NOTWITHSTANDING THIS REPORT OR ANY DISCUSSIONS CONCERNING A LOT, ALL LOTS ARE OFFERED AND SOLD AS IS" IN ACCORDANCE WITH THE CONDITIONS OF BUSINESS PRINTED IN THE SALE CATALOGUE."
Catalogue Note
Franz Birbaum, Fabergé's head designer from 1895 until 1917, recorded in his memoir that the firm's jewellers used the Hermitage collections for study. He observed that they concentrated especially upon the art of the period of Empresses Elizabeth and Catherine II - "many of those articles were copied with great precision and were later used as models for the creation of new compositions." This carnet made by Michael Perchin, the firm's first head workmaster, is an exceptionally sumptuous example of how Fabergé adapted 18th century forms and motifs to produce such a composition.
The form of the carnet, with the covers pinned shut by a pencil, is based on a type that was fashionable in Paris in the mid 18th century. Its controlled design, however, evokes the elegant classicism of the early years of the reign of Louis XVI. Further, the painted decoration of leafy tendrils and simulated moss agate derive from the work of Parisian goldsmiths of the same period. Such selective gleaning from the past is typical of Fabergé, as are the subtle modifications introduced: the slightly larger scale; the exuberance of the chasing of the floral detail; the use of more dramatic engine-turning and the remarkable quality of the enamel, for which the firm was so widely admired. The result was a new and very individual work of art.
Fabergé appears to have made relatively few carnets of this form and of those recorded several have distinguished provenances.
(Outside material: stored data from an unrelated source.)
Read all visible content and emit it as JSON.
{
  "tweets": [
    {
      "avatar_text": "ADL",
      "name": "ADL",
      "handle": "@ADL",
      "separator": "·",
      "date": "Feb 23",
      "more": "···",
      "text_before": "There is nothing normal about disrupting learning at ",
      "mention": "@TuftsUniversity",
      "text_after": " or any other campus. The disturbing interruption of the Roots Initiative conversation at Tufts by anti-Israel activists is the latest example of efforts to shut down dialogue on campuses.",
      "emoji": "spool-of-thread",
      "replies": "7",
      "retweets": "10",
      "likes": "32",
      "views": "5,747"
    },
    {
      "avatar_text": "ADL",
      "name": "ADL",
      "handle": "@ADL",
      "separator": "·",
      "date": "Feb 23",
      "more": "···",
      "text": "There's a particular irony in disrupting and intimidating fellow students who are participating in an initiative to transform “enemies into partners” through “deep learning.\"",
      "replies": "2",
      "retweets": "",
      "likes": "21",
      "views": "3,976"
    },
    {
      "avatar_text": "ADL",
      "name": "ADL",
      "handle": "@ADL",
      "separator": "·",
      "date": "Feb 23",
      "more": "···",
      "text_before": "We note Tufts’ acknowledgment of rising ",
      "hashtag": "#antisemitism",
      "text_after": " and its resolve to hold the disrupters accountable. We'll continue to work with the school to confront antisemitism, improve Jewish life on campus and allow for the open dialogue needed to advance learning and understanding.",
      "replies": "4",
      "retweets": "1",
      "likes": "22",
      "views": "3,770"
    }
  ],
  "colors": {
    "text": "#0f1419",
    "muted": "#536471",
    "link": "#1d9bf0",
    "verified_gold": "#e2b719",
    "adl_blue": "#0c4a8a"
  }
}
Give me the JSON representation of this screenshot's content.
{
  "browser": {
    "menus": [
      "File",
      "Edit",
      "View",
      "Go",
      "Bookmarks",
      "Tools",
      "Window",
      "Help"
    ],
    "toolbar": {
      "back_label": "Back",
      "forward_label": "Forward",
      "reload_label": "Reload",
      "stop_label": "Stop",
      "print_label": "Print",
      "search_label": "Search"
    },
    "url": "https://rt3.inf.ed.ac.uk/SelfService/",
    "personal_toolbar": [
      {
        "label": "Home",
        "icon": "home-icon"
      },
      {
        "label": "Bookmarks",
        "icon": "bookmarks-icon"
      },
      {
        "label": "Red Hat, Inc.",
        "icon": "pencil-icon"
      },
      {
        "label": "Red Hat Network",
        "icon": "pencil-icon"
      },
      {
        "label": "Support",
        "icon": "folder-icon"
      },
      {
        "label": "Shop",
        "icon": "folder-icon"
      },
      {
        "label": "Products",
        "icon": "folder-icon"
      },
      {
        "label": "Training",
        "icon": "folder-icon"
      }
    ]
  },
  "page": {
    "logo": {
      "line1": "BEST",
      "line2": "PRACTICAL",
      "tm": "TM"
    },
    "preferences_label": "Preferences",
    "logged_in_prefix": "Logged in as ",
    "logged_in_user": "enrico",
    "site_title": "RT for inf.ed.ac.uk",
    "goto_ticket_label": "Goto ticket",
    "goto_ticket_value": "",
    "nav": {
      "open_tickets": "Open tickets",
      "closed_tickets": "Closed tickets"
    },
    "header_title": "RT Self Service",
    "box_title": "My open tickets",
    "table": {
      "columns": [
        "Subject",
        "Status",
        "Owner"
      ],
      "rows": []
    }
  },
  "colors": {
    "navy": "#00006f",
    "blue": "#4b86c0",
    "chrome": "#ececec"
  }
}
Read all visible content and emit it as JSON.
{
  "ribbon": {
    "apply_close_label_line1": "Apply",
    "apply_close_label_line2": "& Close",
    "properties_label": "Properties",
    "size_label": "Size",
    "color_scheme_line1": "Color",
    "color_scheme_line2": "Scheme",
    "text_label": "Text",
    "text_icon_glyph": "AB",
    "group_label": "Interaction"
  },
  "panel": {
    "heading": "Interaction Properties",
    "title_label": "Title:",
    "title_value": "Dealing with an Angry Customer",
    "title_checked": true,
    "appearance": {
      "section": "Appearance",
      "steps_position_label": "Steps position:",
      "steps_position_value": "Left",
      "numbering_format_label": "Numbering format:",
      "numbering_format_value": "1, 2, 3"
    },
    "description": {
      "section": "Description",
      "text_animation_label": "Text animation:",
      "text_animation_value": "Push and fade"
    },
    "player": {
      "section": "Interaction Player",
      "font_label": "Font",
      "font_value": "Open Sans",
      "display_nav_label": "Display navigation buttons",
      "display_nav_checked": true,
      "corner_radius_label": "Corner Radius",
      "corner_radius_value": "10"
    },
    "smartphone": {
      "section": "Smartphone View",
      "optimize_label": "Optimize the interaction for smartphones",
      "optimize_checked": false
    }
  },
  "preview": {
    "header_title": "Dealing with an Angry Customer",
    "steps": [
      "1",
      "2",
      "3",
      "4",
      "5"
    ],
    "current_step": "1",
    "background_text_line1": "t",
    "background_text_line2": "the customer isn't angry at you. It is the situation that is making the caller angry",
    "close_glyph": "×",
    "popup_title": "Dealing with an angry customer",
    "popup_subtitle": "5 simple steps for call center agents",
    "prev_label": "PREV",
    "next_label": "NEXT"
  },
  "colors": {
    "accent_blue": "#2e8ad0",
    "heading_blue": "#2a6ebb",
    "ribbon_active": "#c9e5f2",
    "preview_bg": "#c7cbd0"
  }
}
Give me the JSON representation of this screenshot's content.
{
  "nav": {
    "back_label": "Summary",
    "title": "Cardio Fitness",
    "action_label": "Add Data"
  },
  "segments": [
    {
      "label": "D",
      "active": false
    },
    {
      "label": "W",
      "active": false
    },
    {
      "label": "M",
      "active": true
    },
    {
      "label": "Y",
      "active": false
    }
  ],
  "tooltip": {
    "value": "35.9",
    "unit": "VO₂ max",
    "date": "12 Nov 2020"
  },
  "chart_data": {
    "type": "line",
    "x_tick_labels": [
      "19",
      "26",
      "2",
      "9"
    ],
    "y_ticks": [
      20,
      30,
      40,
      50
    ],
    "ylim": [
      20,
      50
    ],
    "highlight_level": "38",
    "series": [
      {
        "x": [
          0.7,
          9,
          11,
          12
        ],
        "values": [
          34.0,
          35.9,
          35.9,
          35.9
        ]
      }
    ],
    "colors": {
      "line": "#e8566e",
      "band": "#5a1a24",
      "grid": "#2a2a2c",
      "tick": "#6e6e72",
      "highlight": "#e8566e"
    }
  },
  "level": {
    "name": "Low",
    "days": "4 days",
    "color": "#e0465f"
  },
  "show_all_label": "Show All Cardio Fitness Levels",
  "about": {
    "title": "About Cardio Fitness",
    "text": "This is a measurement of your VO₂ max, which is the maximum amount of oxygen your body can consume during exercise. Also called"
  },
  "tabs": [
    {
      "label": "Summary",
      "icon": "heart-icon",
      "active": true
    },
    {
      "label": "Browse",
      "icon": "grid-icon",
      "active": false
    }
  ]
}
They include one, enamelled in pink and oyster white, in the collection of H.M. the Queen of the Netherlands (illustrated Fabergé, Munich, 1986, no 472); a second, decorated with pink and white enamel stripes, given by Emperor Nicholas II to the actress Elizabeth Balletta in 1902 (illustrated Fabergé/Cartier, Munich, 2003, no. 113); and a third, enamelled in translucent salmon pink and inset with a miniature of Empress Alexandra Fedorovna, possibly suggesting an Imperial provenance, now in the Marjorie Merriweather Post Collection, Hillwood, Washington DC (inv. 11.77, illustrated Fabergé, Munich, 1986, no 507).
Most intriguing in the context of the present fully marked example is the existence of a replica, unmarked, in the Taft museum Cincinnati (inv 1932.121, illustrated Conforti, op.cit, p.508). The Taft carnet was purchased for the collection from the dealer Seligmann in New York in December 1905. Such almost contemporary duplication of works by Fabergé is not unique. For another example of this, compare a jewelled gold and bloodstone carnet, by Michael Perchin, formerly in the Wernher collection, Luton Hoo, and a parallel, but unmarked, version in the Thyssen collection (both illustrated Anna Somers Cocks and Charles Truman, The Thyssen-Bornemisza collection: Renaissance jewels, gold boxes and objets de vertu, London, 1984, pp.308/9).